| I've often brought up GPUs while talking to folks, because they're interesting and offer a world of potential. I have two computers, one with a Ryzen 1950X, and the other an i9 7900X. Both CPUs cost about the same, but the i9 (with avx-512) is close to 4 times faster at matrix multiplication. Yet it is still about 10x slower than a cheaper Vega 64 GPU. But the folks I talk to aren't generally computer scientists. They're statisticians and academics, mostly. A few have tried, but they haven't been successful. There are libraries like rocRAND / cuRAND for random number generators. It's probably possible, and I just need to sit down and really experiment. For the MCMC chains (going on within MC), Hamiltonian Monte Carlo sounds more feasible than Gibbs sampling. In Gibbs sampling, you need lots of different conditional random numbers. You often get these from accept/reject algorithms -- ie, lots of fine grained control flow.

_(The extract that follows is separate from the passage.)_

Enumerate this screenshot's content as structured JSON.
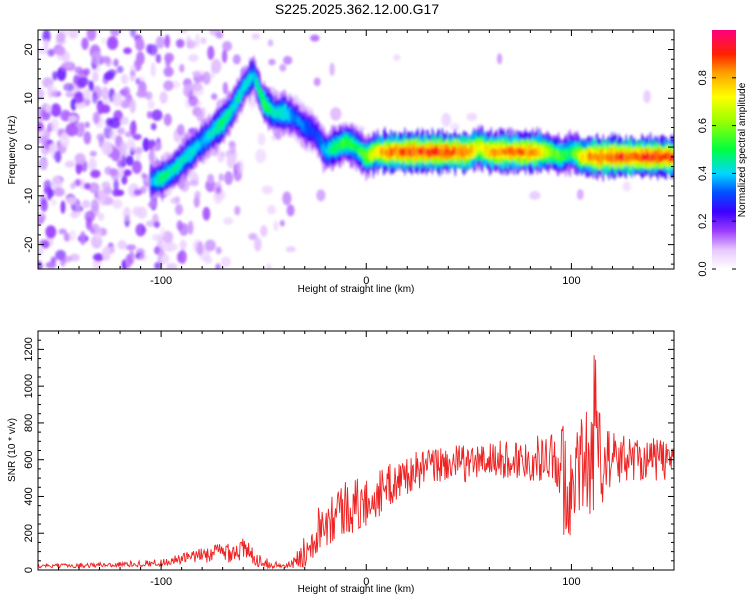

And ideally, each MCMC run has at least an entire work group dedicated to it. You don't want the entire work group calculating a small handful of gamma random number (with all the rest masked). The parameters of the gammas are not known in advance, so they cannot be pre-sampled. Hamiltonian Monte Carlo is probably much friendly. However, I have heard concerns that the simplectic integrator used needs a high degree of accuracy to avoid diverging. That is, that it needs 64 bits of precision. GPUs with more than 32 bits are well outside of my budget. Although, I could look into tricks like double-singles for the accuracy-critical parts of the computation. The simulation I mentioned in my previous comment was using Hamiltonian Monte Carlo. However, each iteration was rather involved, and while much is vectorizable (eg, matrix factorizations and inversions), doing so on a GPU is AFAIK not trivial.
It seems like a gigantic leap in complexity. |